Jim pulled back and swiped his palms over his wet face. “What?”

“You said a name.”

“Nah.”

She nodded, her eyes locking on his. “Who was she?” When he didn’t answer, she reached up and put her soft hand on his cheek. “Who did you lose? Other than me, who did you not get there in time for?”

“This isn’t about my past—”

“Actually, I think it is. I always used to believe things happened for a reason. Maybe we came here … for you.” As he started to shake his head, she cut him off. “This didn’t get me what I was looking for. I don’t feel any better. So at least … maybe we can help you.”

Jim frowned. His mother’s death had in fact been the first of the uglies in his life, the starting gun of his race to what he’d become in XOps. If that murder hadn’t happened, would he have ended up in a different place?

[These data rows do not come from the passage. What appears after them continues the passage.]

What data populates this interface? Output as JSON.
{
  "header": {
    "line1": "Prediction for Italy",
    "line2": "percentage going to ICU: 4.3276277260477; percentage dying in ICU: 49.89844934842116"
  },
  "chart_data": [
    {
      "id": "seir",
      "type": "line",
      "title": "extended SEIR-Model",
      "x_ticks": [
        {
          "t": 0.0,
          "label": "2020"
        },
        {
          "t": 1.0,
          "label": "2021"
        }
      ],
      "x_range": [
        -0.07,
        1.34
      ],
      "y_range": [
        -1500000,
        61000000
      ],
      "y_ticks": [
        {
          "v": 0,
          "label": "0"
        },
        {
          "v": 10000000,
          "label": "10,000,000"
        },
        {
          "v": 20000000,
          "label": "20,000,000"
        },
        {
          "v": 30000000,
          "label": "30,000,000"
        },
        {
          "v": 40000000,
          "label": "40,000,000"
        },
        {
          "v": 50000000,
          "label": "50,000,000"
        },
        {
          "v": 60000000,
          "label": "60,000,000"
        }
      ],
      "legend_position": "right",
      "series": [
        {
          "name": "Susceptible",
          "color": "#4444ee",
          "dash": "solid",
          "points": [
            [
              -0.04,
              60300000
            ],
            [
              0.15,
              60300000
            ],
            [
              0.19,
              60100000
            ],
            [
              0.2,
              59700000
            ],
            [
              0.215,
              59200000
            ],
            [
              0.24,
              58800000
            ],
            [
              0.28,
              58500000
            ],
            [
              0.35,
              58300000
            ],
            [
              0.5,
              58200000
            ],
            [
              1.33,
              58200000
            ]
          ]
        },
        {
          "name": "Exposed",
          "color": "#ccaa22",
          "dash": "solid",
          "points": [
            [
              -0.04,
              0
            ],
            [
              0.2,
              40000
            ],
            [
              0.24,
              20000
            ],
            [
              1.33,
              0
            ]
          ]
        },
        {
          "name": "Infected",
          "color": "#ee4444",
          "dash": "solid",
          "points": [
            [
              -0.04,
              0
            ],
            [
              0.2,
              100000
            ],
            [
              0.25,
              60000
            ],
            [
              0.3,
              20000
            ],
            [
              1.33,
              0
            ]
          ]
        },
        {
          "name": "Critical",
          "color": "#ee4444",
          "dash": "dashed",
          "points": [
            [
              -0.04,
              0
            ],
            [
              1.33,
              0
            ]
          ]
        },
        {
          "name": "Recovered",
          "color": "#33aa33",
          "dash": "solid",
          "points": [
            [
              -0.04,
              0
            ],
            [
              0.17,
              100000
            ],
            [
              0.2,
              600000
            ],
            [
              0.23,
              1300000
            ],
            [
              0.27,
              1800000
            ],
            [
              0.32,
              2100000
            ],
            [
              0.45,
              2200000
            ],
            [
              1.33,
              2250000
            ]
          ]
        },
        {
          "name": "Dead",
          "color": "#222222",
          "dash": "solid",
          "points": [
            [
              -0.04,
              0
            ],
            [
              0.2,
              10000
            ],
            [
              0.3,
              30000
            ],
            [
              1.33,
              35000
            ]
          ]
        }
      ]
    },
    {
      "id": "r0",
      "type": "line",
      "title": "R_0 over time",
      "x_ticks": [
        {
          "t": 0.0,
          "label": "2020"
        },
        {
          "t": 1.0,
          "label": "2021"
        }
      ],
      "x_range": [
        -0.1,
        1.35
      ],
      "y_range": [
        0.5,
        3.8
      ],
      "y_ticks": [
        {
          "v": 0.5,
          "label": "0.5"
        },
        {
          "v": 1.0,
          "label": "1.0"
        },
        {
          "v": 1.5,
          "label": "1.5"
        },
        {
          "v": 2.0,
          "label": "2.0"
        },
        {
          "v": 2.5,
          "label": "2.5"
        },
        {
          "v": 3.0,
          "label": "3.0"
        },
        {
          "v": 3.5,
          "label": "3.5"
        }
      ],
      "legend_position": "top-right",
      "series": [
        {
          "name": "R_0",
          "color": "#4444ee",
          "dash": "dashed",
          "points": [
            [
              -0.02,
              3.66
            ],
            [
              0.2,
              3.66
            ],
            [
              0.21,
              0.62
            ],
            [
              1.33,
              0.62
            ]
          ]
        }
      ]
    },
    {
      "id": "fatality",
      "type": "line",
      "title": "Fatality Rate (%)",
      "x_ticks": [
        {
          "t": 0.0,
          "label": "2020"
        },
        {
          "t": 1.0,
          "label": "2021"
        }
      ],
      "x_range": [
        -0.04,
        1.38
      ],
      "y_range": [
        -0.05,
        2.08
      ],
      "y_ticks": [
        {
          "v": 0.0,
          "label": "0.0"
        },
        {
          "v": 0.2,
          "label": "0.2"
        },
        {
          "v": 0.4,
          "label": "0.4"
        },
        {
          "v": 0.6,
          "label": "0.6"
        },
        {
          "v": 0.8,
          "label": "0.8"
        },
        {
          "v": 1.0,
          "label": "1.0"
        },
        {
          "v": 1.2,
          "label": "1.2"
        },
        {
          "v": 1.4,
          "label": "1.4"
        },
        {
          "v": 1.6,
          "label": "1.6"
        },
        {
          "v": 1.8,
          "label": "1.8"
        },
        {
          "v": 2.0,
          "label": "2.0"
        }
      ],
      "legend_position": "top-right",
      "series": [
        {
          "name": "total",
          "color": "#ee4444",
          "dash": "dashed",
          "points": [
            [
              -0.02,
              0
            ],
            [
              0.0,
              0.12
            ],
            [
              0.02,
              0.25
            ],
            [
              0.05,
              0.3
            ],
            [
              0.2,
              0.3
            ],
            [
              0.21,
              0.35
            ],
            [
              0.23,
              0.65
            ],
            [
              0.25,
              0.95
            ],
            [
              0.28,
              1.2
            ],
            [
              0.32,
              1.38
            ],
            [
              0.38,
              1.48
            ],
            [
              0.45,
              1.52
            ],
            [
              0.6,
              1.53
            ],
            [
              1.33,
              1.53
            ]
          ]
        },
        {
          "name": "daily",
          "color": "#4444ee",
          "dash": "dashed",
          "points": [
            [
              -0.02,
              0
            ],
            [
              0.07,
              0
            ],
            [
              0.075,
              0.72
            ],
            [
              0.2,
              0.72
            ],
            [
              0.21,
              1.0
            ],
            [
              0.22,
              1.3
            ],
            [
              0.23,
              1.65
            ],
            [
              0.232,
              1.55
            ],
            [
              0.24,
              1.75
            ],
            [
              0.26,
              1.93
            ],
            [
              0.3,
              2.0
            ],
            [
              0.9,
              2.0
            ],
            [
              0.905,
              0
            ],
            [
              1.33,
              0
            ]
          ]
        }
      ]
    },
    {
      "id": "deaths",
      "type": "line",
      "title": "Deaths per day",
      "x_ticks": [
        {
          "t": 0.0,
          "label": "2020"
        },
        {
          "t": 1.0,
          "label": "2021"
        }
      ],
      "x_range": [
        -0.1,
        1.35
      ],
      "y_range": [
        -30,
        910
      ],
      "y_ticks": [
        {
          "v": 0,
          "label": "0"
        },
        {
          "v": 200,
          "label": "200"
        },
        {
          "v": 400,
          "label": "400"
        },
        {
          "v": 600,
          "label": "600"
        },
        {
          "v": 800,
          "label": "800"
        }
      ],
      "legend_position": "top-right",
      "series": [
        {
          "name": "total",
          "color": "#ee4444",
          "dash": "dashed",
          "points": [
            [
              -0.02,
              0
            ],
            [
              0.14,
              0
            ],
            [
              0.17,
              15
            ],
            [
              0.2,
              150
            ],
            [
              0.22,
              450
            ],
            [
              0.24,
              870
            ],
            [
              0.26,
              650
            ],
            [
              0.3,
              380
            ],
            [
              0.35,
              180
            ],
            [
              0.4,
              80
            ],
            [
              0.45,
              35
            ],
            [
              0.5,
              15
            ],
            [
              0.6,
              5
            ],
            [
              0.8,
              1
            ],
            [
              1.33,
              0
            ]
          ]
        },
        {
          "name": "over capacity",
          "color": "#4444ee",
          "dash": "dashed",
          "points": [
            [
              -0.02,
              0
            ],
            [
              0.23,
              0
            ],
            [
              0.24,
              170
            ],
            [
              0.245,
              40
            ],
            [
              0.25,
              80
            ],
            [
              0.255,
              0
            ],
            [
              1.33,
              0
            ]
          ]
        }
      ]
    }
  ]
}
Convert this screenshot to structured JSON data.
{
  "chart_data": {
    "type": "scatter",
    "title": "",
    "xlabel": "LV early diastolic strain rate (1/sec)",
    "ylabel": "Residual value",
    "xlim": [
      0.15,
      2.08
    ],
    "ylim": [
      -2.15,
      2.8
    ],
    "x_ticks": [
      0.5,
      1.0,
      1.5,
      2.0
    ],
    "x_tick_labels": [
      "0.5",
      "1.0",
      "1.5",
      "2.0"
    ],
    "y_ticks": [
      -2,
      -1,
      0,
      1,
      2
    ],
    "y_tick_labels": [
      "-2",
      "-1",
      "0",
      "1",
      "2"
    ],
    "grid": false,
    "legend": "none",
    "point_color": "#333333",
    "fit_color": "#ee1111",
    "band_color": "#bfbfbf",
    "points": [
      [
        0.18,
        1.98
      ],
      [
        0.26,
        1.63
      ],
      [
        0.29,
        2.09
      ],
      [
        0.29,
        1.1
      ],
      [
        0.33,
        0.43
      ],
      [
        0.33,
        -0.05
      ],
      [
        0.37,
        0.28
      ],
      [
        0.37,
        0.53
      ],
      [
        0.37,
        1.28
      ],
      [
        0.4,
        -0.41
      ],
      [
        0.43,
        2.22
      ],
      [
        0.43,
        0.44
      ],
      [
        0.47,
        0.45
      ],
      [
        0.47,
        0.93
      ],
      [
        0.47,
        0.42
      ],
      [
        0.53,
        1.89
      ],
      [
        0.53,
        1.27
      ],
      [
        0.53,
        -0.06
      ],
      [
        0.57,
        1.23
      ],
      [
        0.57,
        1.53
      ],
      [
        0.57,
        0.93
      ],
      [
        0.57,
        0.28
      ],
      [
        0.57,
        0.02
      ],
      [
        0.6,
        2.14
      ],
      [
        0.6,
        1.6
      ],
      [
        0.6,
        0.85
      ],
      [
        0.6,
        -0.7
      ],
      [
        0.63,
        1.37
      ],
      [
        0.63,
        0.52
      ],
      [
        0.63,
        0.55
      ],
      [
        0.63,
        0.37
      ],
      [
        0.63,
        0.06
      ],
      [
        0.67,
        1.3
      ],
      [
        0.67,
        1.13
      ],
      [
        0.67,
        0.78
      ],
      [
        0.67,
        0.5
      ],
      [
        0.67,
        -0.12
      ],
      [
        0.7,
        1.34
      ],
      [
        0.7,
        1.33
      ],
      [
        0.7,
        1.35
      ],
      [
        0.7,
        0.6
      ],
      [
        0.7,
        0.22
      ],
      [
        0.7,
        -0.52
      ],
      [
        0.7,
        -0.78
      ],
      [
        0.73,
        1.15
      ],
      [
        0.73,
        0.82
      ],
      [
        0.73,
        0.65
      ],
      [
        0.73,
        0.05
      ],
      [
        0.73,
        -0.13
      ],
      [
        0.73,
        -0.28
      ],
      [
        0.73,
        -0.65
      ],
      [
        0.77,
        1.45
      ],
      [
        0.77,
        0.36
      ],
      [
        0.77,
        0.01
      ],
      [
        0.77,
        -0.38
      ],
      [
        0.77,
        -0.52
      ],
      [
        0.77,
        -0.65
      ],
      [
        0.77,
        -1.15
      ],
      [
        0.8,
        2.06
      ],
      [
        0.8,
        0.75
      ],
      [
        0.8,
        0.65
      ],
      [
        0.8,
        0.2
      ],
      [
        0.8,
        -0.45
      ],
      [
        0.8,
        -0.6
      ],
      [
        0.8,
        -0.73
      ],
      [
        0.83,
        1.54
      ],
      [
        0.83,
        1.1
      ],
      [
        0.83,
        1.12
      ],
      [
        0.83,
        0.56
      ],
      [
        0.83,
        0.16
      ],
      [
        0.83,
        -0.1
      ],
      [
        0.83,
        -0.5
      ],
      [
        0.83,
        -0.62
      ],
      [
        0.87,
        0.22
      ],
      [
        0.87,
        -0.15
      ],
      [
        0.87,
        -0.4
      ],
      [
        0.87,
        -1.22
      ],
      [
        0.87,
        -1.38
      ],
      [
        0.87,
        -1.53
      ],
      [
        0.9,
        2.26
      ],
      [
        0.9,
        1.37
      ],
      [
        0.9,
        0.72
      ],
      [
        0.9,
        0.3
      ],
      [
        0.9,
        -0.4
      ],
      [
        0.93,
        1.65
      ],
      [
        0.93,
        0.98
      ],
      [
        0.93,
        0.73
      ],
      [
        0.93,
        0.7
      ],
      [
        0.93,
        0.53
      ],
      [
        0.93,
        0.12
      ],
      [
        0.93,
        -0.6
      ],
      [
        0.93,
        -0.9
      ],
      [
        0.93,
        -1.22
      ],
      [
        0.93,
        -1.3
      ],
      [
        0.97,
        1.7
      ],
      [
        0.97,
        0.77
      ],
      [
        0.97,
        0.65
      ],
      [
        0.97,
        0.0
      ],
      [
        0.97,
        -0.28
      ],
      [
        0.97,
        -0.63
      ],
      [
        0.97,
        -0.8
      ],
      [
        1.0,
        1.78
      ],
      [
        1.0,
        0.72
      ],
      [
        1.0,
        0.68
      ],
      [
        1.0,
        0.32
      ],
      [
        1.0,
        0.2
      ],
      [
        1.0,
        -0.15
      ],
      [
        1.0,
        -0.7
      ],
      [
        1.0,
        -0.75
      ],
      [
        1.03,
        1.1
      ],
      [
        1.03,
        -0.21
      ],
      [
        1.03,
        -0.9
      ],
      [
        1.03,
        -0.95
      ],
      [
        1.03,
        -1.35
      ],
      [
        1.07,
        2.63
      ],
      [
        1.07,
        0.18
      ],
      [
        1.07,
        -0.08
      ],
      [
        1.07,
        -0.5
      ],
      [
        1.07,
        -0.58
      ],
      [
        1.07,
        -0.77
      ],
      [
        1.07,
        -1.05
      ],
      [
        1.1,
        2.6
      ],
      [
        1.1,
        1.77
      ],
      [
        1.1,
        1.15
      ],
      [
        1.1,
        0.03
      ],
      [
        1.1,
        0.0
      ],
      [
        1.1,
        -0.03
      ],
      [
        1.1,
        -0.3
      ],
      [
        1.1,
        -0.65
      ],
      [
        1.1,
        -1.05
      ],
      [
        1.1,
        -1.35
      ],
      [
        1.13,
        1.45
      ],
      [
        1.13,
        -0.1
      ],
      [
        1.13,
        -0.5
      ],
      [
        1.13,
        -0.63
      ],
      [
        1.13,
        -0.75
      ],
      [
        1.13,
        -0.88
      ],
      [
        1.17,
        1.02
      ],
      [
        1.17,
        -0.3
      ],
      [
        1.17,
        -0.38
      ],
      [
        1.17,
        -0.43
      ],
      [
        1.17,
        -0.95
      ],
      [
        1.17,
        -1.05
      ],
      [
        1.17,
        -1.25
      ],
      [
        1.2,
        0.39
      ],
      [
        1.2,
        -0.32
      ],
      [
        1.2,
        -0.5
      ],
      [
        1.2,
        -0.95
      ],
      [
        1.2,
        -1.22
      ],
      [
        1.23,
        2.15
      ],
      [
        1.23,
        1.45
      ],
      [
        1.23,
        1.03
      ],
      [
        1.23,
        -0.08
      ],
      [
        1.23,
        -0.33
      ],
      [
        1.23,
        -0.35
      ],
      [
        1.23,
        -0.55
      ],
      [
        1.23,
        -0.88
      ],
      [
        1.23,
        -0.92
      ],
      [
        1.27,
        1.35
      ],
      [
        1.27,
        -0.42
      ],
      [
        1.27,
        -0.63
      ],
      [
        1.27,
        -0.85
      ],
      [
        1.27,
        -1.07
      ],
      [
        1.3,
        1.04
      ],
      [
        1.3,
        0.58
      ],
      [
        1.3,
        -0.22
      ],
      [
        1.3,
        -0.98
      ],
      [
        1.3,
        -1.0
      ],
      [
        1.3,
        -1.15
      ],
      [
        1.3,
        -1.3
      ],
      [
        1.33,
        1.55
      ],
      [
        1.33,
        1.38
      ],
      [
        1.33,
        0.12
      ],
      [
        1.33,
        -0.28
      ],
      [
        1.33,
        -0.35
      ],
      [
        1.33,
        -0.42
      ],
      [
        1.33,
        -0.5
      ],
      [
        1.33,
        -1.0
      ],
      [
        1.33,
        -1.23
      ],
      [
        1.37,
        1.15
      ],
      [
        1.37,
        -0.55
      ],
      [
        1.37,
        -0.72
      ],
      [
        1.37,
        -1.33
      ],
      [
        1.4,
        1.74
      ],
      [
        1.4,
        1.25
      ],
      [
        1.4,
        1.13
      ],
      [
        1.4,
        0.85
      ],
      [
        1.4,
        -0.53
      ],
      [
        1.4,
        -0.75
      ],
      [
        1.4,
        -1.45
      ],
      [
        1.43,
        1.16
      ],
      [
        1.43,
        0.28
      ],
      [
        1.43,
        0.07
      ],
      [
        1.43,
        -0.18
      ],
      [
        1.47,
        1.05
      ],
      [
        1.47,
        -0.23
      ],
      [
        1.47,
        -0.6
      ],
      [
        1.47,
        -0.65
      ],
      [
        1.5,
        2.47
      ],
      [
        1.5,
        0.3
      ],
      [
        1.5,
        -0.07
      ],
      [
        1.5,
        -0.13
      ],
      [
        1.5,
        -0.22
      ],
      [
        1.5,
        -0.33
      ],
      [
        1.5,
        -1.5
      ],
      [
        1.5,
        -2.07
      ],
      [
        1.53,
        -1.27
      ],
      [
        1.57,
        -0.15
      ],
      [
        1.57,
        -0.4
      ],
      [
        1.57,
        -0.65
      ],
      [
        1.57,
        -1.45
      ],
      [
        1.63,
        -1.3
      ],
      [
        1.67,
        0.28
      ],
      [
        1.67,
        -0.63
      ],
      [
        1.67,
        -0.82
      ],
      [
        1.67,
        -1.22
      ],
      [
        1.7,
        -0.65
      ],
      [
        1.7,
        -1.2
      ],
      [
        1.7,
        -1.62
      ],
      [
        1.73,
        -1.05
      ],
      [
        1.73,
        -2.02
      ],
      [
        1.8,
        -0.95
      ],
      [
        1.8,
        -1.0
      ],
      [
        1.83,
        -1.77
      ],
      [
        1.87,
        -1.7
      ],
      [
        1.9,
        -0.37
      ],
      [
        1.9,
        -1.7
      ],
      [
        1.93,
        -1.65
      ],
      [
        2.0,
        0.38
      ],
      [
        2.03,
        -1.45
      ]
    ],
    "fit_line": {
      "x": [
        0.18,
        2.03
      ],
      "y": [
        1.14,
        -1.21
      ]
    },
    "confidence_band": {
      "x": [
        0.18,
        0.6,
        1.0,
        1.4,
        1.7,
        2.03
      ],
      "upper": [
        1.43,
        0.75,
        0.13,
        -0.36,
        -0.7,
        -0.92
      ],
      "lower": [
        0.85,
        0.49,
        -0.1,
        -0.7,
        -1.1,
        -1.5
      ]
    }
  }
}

Yes, he thought. Without that, he would have been a farmer out there in the Midwest, working the land, using his hands.

It was totally foreign to speak of it all, but for some reason, the words came and could not be denied. “We lived out on the plains. My mom and me. Alone. It was a small farm, surrounded by huge farms. So when these men broke into the house and … hurt her … nobody heard her scream. I came home and found her in the kitchen, she didn’t have much time left. So much blood, the blood everywhere … God …” A choking sensation made it nearly impossible to go on, but somehow, he had to. “She told me to run—she whispered it. They were upstairs, taking what little we had. I wanted to stay with her, but she made me go. I ran out to the truck—I didn’t have a license, I was too young, but I knew how to drive. I got in and floored the gas—I can remember looking in the rearview mirror and seeing the dust boiling up behind me on the road. Later, I came back. After all the police stuff was taken care of, I buried her myself, dug the hole in the pasture by the ridge. There was no one else to mourn her.”

Sissy exhaled slowly, as if an echo of all his pain had gone through her chest, too.

“I can’t imagine being out in the world alone,” she said. “You must have been Chillie’s age—when having a paper route is a stretch of responsibility. What did you do? Where did you go after…”

“The military.”

“They don’t take people that young, do they?”

He was not about to tell her that he’d been recruited into XOps because of the way he’d slaughtered the three men who’d killed his mother. Those murders had been so violent, they’d hit the national press—but he’d never been caught.

XOps had put it together, though. And they had come looking for him.

Sissy pushed her hair back. “You must have had a couple of years on your own.”

“Well, eventually, they accepted me.” After he’d been properly screened for sociopathic tendencies—and found to have enough to qualify him. And then he’d gotten through a form of “basic training” that was so brutal, people had been known not just to quit, but keel over dead from it.